淑女の交渉
麗佳はうっかり小枝を踏んでしまい、音を立ててしまう。
その微小な音を鉄鋼女神・ヴィルゴⅥは聞き逃さなかった。
「誰ですか?」
シデロスは人間よりも視力(索敵力)が高い。
カメラアイがしっかりとやや遠方にいる、人間の少女を捉えた。
「……見慣れない生命体ですね」
ヴィルゴⅥは麗佳へ接触を試みる。
女性型機械生命体が近づいて来る。通常なら、一目散に逃げるところだろう。しかし、ヴィルゴⅥに敵意は感じない。
第一に攻撃を仕掛けてこない。
武装らしい武装も(最低でも外見上は)存在しない。
麗佳は相手に敵意がないことを察した。それゆえ、落ち着き払った笑みを浮かべてじっと待ち構える事にする。

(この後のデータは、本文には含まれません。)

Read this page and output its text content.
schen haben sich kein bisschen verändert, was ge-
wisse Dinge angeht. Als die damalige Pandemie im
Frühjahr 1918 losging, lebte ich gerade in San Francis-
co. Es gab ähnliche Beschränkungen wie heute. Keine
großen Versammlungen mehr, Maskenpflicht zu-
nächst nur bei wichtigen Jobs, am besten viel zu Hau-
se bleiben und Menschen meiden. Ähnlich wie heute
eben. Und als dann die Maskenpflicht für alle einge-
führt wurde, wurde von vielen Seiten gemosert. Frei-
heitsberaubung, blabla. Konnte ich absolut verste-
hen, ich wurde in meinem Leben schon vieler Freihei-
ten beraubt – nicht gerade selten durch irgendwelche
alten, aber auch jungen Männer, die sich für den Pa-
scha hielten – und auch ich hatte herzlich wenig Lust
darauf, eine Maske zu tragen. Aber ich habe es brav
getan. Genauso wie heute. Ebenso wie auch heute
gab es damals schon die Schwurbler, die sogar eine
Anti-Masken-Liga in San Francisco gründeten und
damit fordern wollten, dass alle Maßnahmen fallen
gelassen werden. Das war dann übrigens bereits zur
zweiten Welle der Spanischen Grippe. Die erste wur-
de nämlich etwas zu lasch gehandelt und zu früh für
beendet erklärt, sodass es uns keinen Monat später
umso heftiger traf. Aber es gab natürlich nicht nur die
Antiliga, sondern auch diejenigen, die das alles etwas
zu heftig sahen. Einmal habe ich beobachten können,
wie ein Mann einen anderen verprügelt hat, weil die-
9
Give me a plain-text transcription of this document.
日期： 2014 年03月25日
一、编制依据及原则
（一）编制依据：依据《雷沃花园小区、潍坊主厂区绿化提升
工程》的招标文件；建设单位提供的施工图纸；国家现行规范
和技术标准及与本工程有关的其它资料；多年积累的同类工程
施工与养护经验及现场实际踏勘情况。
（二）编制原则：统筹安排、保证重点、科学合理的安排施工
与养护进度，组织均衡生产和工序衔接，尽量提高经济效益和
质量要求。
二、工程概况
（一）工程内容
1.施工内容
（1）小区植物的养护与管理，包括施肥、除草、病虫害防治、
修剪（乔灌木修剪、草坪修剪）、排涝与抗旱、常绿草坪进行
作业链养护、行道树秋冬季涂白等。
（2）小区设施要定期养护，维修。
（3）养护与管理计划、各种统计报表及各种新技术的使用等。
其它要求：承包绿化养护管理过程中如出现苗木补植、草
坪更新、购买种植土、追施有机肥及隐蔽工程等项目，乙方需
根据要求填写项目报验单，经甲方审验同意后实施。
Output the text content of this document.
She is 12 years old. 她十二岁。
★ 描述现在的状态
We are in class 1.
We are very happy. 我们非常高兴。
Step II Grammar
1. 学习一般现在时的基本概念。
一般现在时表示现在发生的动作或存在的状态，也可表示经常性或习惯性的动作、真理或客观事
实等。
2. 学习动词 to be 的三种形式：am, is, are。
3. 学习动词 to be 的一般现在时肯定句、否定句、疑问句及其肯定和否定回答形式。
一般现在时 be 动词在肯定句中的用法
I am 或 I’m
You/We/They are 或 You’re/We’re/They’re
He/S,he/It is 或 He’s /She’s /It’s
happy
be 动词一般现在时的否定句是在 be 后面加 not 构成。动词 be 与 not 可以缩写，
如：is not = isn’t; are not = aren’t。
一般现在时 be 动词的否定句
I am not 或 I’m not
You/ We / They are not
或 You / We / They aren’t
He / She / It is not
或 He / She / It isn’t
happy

「ごきげんよう。はじめまして。私、鹿鳴館麗佳と申しますの」
ロングスカートを小さく持ち上げ、麗佳は気品漂う挨拶を示した。
しかし、それは人間にとっての常識。シデロスの世界での常識ではない。
だが、不快な印象は受けなかったため、ヴィルゴⅥもお辞儀をし、礼儀正しく返事に出る。
「私はヴィルゴⅥ。シデロスという種族の一員です」
「では、ヴィルゴさんとお呼びしてよろしくて?」
「もちろんです。……ところで、麗佳さん。あなたはどこから参られたのですか? あなたのような存在を見たのは初めてでして……」
その問いに、麗佳は人差し指を堂々と翳して、気丈にこう語る。
「お互いにとって最も分かり易くいいますわ。異世界ですの」
「異世界?」
「そうですわ。お互い今までの常識では存在すると思ったことすらない、別次元の世界。空想の世界にでも飛び込んでと断言しても過言ではありませんわ」
「今までお互いが知らなかった世界ですか……。なるほど。それなら、合点がいきますわね。でも、どうやってこちらへ?」
「正式な名称および、現象は分かりませんわ。ですが、偶然見つけたワープゲートのようなものを好奇心で潜って来て、今に至る。それが今私に言えるこれまでの経緯ですってよ」
「ゲート……ですか。私も決してこの世界の全てを把握してはいません。そういった場所がどこかにあったのですね。興味深いです。では麗佳さん、そのゲートのある場所へと案内して頂けませんか?」
「もちろんですわ。ただし……」
「?」
「こちらの世界の情報もいただきますわよ? よろしくって?」
気丈。強か。麗佳お嬢様は不敵に笑みを浮かべ、リョウ子氏に手を当て、胸を張った。